Personal Injury Insurance Actions in Missouri and a New Definition of ‘Reasonable Value’
A change in a Missouri state statute has created a new, interpretable definition of reasonable value of medical care in personal injury litigation. Although the change was likely intended to provide more clarity, competing Missouri decisions interpreting the new statute have created some confusion when it comes to pre-amendment cases.
How Missouri courts resolve the question of whether the amendment applies retroactively will have significant implications as to the potential exposure insurers face in actions to recover contractual insurance benefits following an accident.
In Missouri personal injury actions, an injured plaintiff may recover damages as compensation for medical treatment received following an accident. However, the admissibility of evidence regarding the “reasonable value” of treatment is governed by state statute (Section 490.715.5, RSMo), which was amended a year ago.
Previously, there was a rebuttable presumption under Missouri law that the dollar amount necessary to satisfy the financial obligation to the healthcare provider represented the value of the medical treatment received.
The bar for rebutting this presumption was low, leading plaintiffs to offer testimony that the amounts charged or billed represented the reasonable value of those services. Plaintiffs could potentially be awarded the full amounts of the medical charges, even when such charges had been written off or contractually adjusted.
Under current Missouri law, parties may only introduce evidence of the “actual cost” of the medical treatment rendered to the plaintiff. The statute now defines the actual cost as the sum of money actually paid to the healthcare provider plus any remaining dollar amount necessary to satisfy the financial obligation to the provider for such treatment. There is no longer an avenue under the amended statute for plaintiffs to introduce evidence of the full amount billed in an attempt to recover amounts not actually paid or actually due and owing.
In actions against automobile insurance carriers following an accident, many plaintiffs attempted to circumvent this change by filing actions before the amendment’s effective date in hopes of benefitting under the prior version. Missouri courts have since confronted the question of whether the new statute applies equally to such pre-amendment cases, and courts have come to competing conclusions.
Some Missouri courts have found that the amendment to the statute effected merely a procedural or remedial change to the evidentiary code. Because the amendment does not fundamentally change a party’s substantive rights, those courts have concluded that the new statute may be applied to existing causes of action.

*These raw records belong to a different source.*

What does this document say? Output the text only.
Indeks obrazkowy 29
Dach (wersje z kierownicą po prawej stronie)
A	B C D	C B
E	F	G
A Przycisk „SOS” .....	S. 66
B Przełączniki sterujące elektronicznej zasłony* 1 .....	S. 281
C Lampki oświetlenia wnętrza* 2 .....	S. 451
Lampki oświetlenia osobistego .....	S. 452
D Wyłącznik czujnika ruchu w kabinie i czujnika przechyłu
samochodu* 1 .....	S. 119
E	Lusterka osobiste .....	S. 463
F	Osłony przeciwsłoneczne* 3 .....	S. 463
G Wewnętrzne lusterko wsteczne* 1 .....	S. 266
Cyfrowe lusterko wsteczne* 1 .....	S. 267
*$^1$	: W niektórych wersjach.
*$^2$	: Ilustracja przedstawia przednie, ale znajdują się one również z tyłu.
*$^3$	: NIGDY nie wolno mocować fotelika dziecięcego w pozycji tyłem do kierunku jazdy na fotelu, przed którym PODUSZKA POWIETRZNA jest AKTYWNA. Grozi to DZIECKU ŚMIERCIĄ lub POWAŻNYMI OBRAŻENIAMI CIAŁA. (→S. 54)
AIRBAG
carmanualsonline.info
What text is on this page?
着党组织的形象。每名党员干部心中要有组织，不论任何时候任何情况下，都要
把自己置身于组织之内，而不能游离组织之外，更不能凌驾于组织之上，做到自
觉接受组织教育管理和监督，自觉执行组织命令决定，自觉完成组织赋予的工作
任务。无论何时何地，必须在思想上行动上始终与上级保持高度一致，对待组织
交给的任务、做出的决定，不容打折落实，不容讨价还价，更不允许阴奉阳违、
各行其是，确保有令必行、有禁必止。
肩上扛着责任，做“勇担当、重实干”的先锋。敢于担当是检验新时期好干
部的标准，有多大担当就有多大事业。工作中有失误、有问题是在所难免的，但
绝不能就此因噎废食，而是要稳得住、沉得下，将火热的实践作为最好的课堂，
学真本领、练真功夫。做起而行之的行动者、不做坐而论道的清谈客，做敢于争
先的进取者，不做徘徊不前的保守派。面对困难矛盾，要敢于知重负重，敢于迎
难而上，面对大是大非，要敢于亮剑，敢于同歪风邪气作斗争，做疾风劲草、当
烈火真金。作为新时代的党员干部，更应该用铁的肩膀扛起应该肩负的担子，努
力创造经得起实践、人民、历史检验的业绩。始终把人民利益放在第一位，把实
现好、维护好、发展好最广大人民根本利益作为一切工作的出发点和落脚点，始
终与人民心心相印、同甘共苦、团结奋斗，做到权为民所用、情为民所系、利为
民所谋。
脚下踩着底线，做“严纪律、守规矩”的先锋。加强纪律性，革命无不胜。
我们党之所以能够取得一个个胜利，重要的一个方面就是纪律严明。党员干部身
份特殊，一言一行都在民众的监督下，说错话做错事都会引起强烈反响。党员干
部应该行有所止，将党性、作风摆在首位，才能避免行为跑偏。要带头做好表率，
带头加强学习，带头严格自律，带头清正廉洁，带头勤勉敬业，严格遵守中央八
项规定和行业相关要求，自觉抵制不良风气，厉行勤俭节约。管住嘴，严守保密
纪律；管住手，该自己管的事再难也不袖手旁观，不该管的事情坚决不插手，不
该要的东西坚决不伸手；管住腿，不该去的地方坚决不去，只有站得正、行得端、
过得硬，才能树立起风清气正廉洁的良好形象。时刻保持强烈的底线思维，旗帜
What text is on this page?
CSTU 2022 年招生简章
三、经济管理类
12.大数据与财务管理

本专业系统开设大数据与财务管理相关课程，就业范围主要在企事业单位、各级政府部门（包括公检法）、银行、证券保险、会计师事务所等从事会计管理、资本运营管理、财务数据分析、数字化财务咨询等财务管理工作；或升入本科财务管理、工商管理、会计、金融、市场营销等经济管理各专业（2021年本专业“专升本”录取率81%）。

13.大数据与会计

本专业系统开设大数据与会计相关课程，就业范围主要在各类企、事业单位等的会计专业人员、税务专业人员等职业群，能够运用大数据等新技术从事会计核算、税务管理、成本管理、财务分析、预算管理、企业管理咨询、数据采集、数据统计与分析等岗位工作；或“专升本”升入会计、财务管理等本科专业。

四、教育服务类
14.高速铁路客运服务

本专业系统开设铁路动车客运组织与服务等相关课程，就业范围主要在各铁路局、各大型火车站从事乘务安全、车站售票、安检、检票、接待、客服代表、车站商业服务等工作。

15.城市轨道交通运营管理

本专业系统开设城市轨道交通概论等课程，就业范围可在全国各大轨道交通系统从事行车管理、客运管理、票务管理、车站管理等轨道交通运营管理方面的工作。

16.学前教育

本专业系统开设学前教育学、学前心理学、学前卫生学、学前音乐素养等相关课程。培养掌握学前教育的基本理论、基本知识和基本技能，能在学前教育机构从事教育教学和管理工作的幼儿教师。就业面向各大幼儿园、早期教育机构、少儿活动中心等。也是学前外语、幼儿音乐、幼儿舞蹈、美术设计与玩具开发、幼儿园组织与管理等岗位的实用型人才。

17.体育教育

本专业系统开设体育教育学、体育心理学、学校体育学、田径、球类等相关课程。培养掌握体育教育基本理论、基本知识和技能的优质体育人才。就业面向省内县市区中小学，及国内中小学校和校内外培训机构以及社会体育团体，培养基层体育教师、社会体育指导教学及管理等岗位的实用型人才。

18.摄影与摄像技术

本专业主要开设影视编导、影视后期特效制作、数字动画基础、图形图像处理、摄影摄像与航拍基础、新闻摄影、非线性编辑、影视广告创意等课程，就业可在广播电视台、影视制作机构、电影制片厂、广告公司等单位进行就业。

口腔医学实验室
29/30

Other courts have found that because the plaintiff’s claim against the insurance carrier is based in contract, the law that applied at the time of the injury controls. They reasoned that at the time of such a pre-amendment accident, plaintiffs arguably had a contractual right to potentially recover the full amount billed, concluding that the amendment effected a substantive change in the law and may not be applied retroactively in such cases.
As a result, an inurance company’s potential exposure could be significantly affected, depending upon the date of the accident. Additionally, as a practical matter, the value an insurer places on a claim could have implications as to that insurer’s exposure for statutory penalties arising from a “vexatious refusal” to pay benefits under a policy. Consequently, the inconsistent rulings on this issue may impact the way in which insurance adjusters evaluate an insured’s claim for benefits.
For example, if the insurer calculates the value of a particular claim based upon the lower “actual cost” of the medical treatment for a pre-amendment accident, the injured plaintiff may point to any resulting settlement offer as evidence of the insurer’s vexatious conduct in light of the significantly higher amount billed for the medical services received. On the other hand, if the insurer values the claim based upon the billed amounts despite the statutory amendment only allowing evidence of the “actual cost” of those services, the insurer may overvalue its exposure for a claim, thereby paying more benefits than the insured would be legally entitled to recover otherwise.